My baby grew up to be an addict. There was a time when I believed a mother’s love could fix anything, but it can’t fix this.
For too many years I thought I was helping Joey. I thought I was doing my job by keeping him out of trouble and getting him out of trouble and believing his lies. I snooped and stalked and tried to out-manipulate his manipulations. I did everything and anything to make things right. I tried to keep my child from suffering, because that’s what a mother’s love does.
I loaned Joey money when times were tough, but not wanting to make times any tougher didn’t ask him to pay the money back. I made excuses for Joey’s new self-centered meanness and I pretended not to hurt when he missed my birthday or when his place at our Thanksgiving table remained empty. I believed Joey’s explanations for his sunken eyes and shaking hands and I believed his convoluted denials of drug overdoses and emergency room DOA revivals. (Well, sort of.) When Joey was arrested — the times I knew about — I showed up in court as a reminder that he was loved and had reason to head in another direction; I even stayed when he bared his teeth at me and hissed. I wrote letters to the judge (damage control) pleading for Joey to be sentenced to rehab not jail. And then I listened as Joey blamed everyone he could think of for why he did end up in jail; the only person not to blame was the one looking at me from the other side of the smudgy glass.

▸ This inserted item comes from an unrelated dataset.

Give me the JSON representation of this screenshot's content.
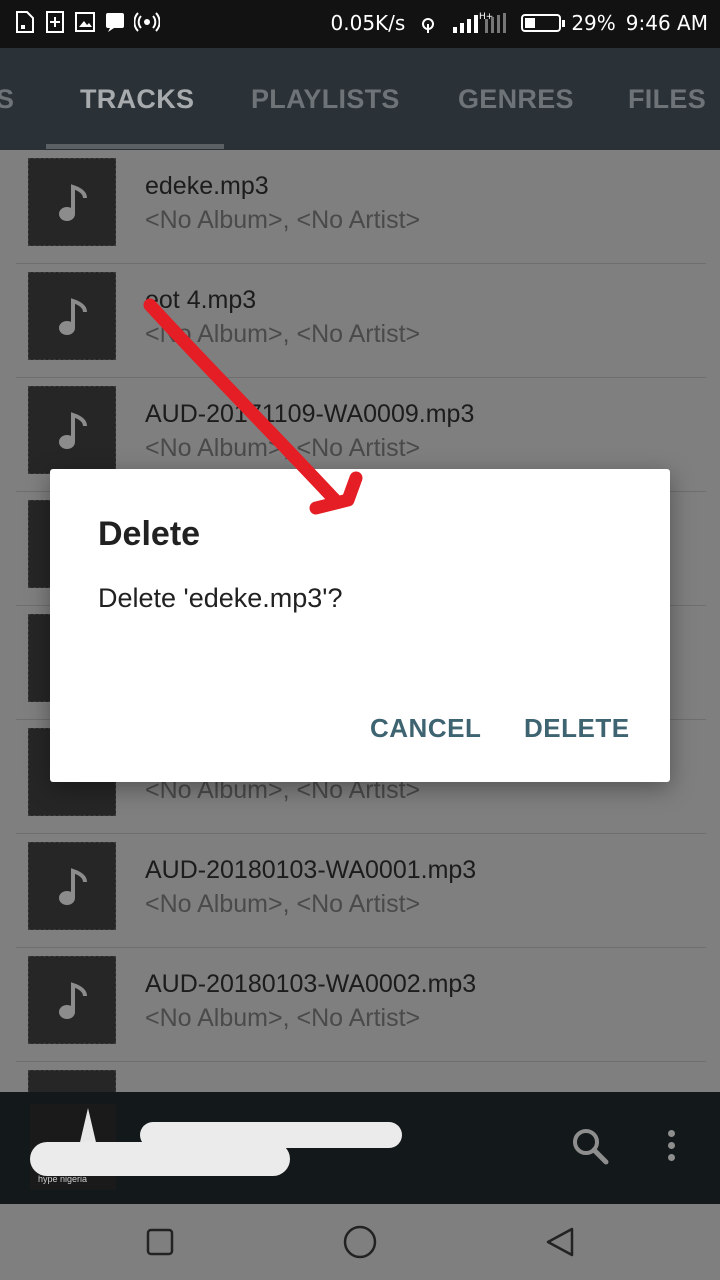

Three times Joey was convinced or cornered into going into addiction treatment. And three times Joey played it and everyone around him like a game and then walked away. I connived. I wheedled. I cried. I begged. And, I continued to aid and abet and enable like a champ.
I did everything I could to protect Joey from himself until finally I realized it wasn’t him that I was protecting. I was protecting the addict. Making it easy for the addict. Giving the addict one more day to further consume my son’s body and mind.
I was helping the addict to kill the son I was trying to save.
My motherly love would need to be contorted and redefined.
There’s nothing about this kind of love that feels good. But I’m not doing it for me. It’s not called Tough Love because it’s mean. It’s called Tough Love because it is tough to do.
I will do nothing, ever again, to help the addict. Because, if I do, I have no hope of ever seeing my son. I love Joey. And it is because I love him that I am done.
We never had a chance.
In so many ways, Joey’s addiction has taken away so much—in so many ways, the birth of my son keeps on dying—but of all of the breaths of the thousands of little deaths, the saddest loss may be that I no longer know what it means to be my son’s mom.
Oh, I’ve learned how to navigate our now-adult relationship with arms-length respect and mile-wide boundaries, but that’s the sticks and the bricks of it. Sticks and bricks do not make a Mom. Like a teddy bear without any stuffing, this is all wrong.
Addiction has pummeled my family. Beating it back has been one long, hard fight. These mother’s hands of mine, these nubby, bloodied claws, have seen battle—the battle between Hanging On and Letting Go; the battle between Barely Hanging On and Hanging in There; the battle to Survive the Unexpected; and the battle Just to Survive. Battered and bruised I may be, but I’m stronger and wiser.
I finally understand there’s nothing more I can do to help my son other than give him moral support in a quest to help himself. Still, I carry around the very maternal and human need to do something. And I need to do something with this need to do something.
And so, I share my story of love and loss and learning–and surviving my son’s addiction while coming to terms with the fact that he may not.
Written from the place where I live, the place where love and addiction meet.